Far off in the castle the sounds of battle still rang clear. It was a
small relief to realise she did not need to worry about her scream being heard for the same music played throughout the halls and corridors; cries of her father’s people as the new king’s soldiers claimed every soul for their master. Spying a small blade on the nearest wine rack, Oriana swooped on it and rapidly set about hacking off the bottom half of her heavy skirt. It was not easy. The blade was small, used as it was for pulling corks from bottles, and the layers of her skirts were wet both from when Hashir had thrown the water over her and blood seeping up the cotton to her knees from the floor. It was not a flattering look and Oriana could not help but imagine what her mother would have said about her flaunting her thighs.
Needs must, Oriana thought, surely her mother would forgive her the immodesty if it meant saving her life. It was much easier to move without the burden of extra material.
Deciding the blade may come in useful, Oriana secured it in her waistband and left the cellar room. Wishing she had the strength of six people so she could have taken her parents bodies with her, she tried to remain composed. She raced to the exterior door. The way out was as wide open as she had hoped. The once secure wooden door lay in pieces on the ground and the hill outside was unguarded.

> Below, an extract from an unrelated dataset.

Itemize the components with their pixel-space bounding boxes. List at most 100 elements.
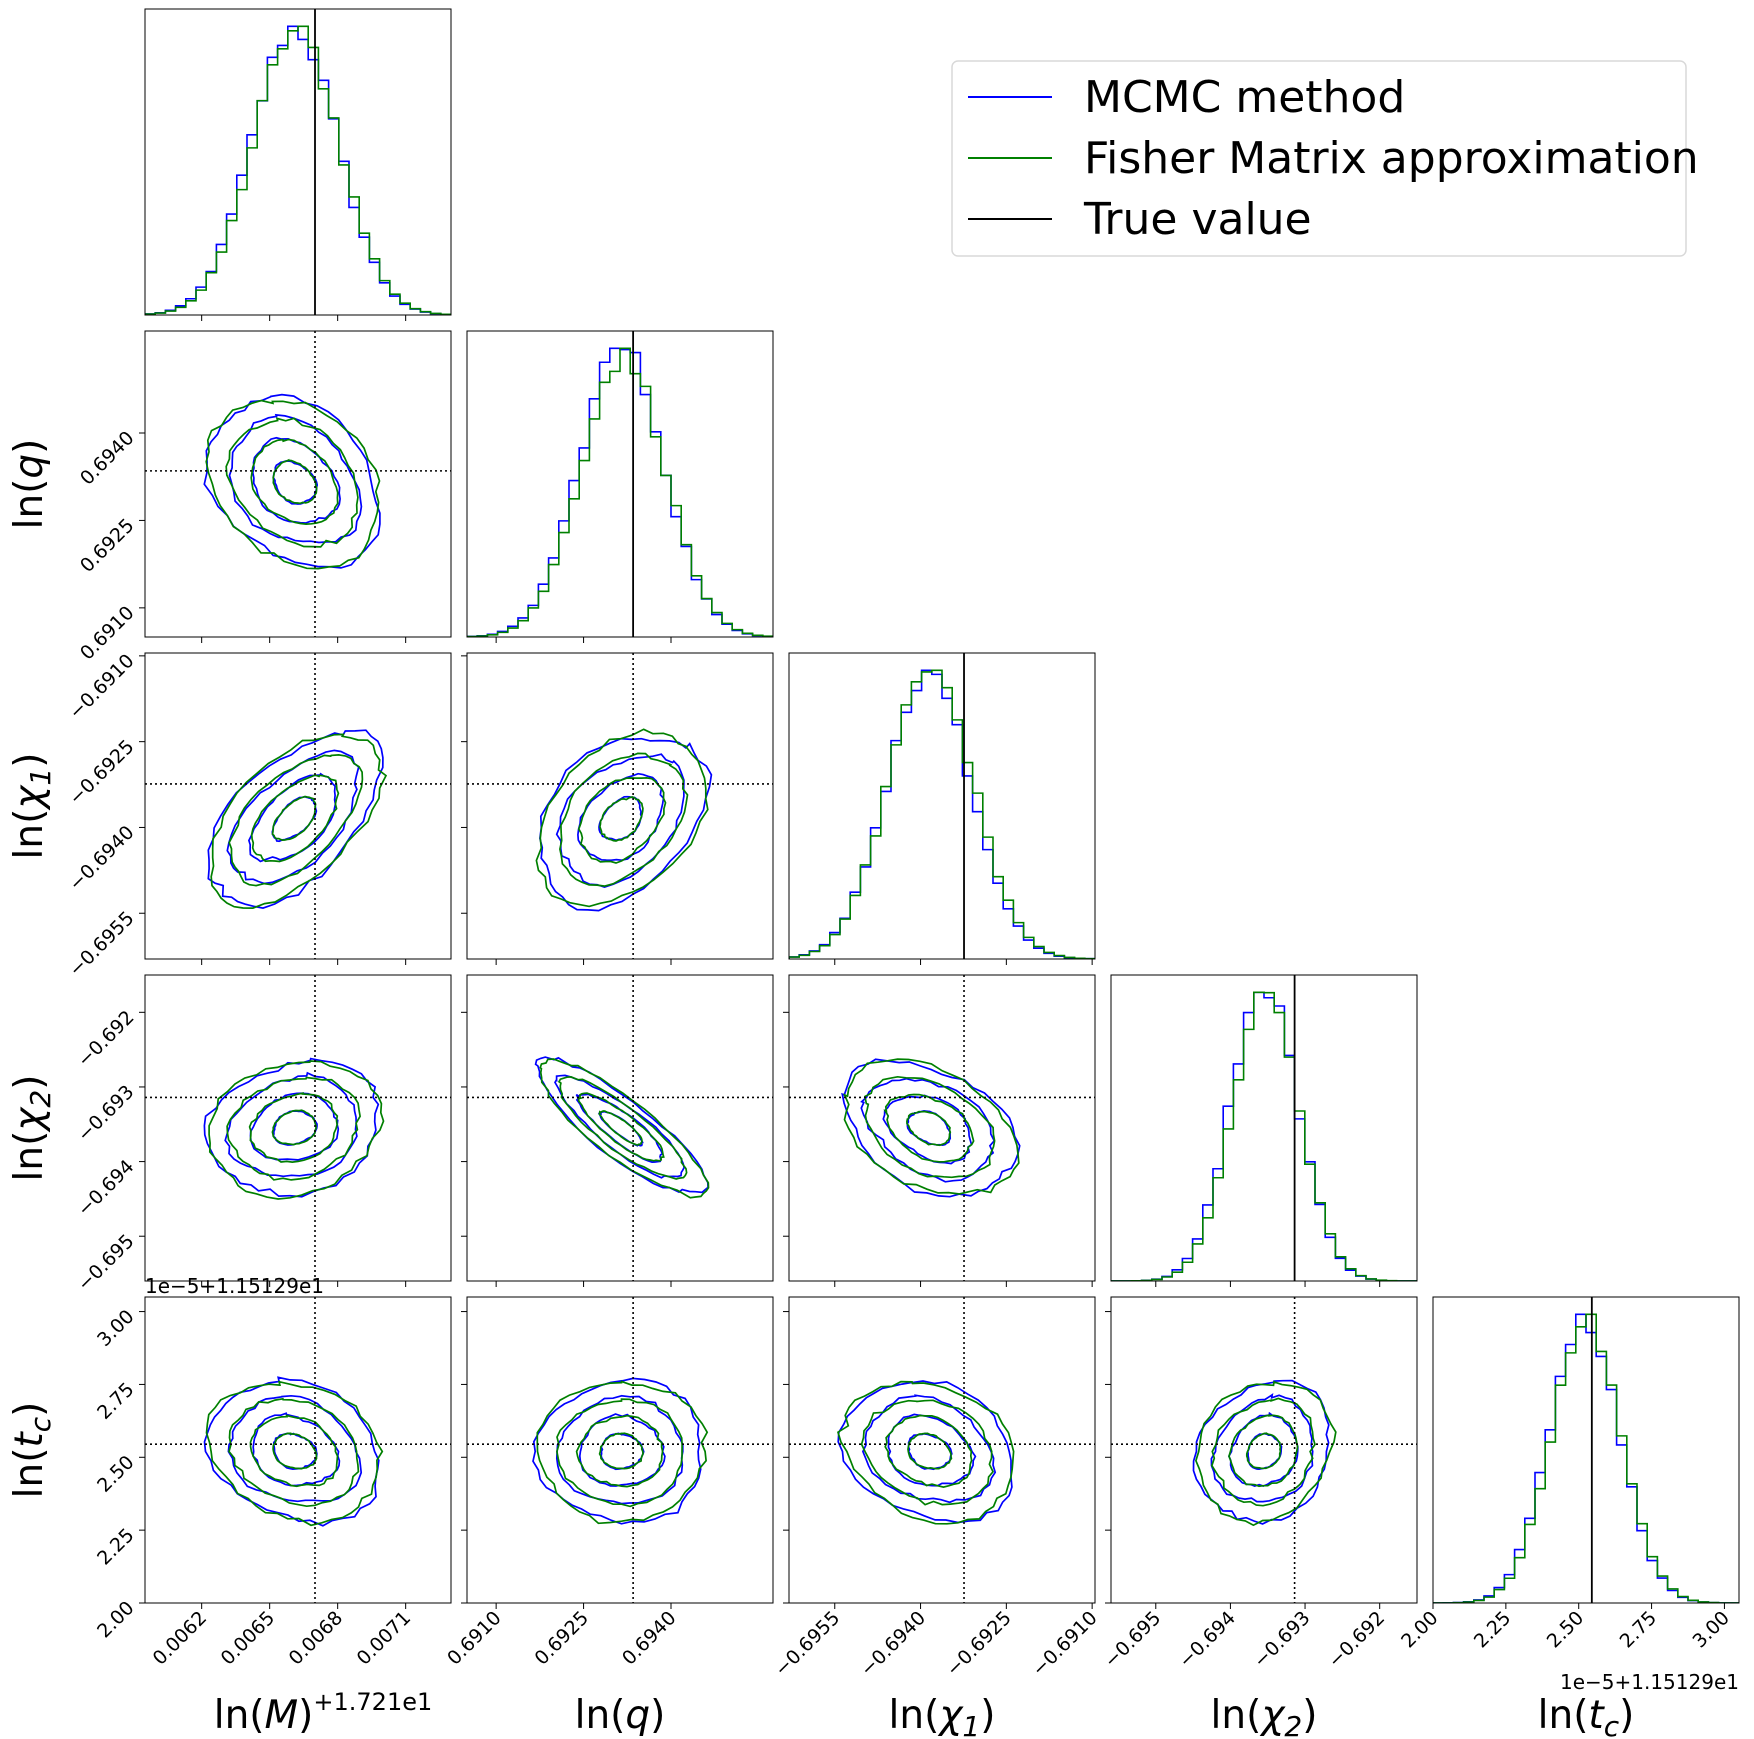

Running into the ankle-high grass, Oriana spied a dead body just in time and jumped over it. Having encountered one her eyes easily picked out yet more victims peppered upon the grass and wild flowers. Zig-zagging through the carnage, Oriana dared not look back as she leapt over the bodies. She skidded, pausing for a moment as she passed the body of a child.
Animals, she thought angrily, what monstrous savage animals Acapf’s and Hashir’s soldiers truly were. There was no need to murder a child who could not even wield a sword.
Oriana was half way down the hill when she heard a shout behind her.
‘Halt!’ a voice commanded.
Looking over her shoulder, Oriana stumbled over a decapitated body. Swiftly she turned the stumble into a skip and jumped over the bloodied corpse. Her feet threatened to slip beneath her as she sped down the grassy slope, desperate to stay ahead of Hashir’s soldier.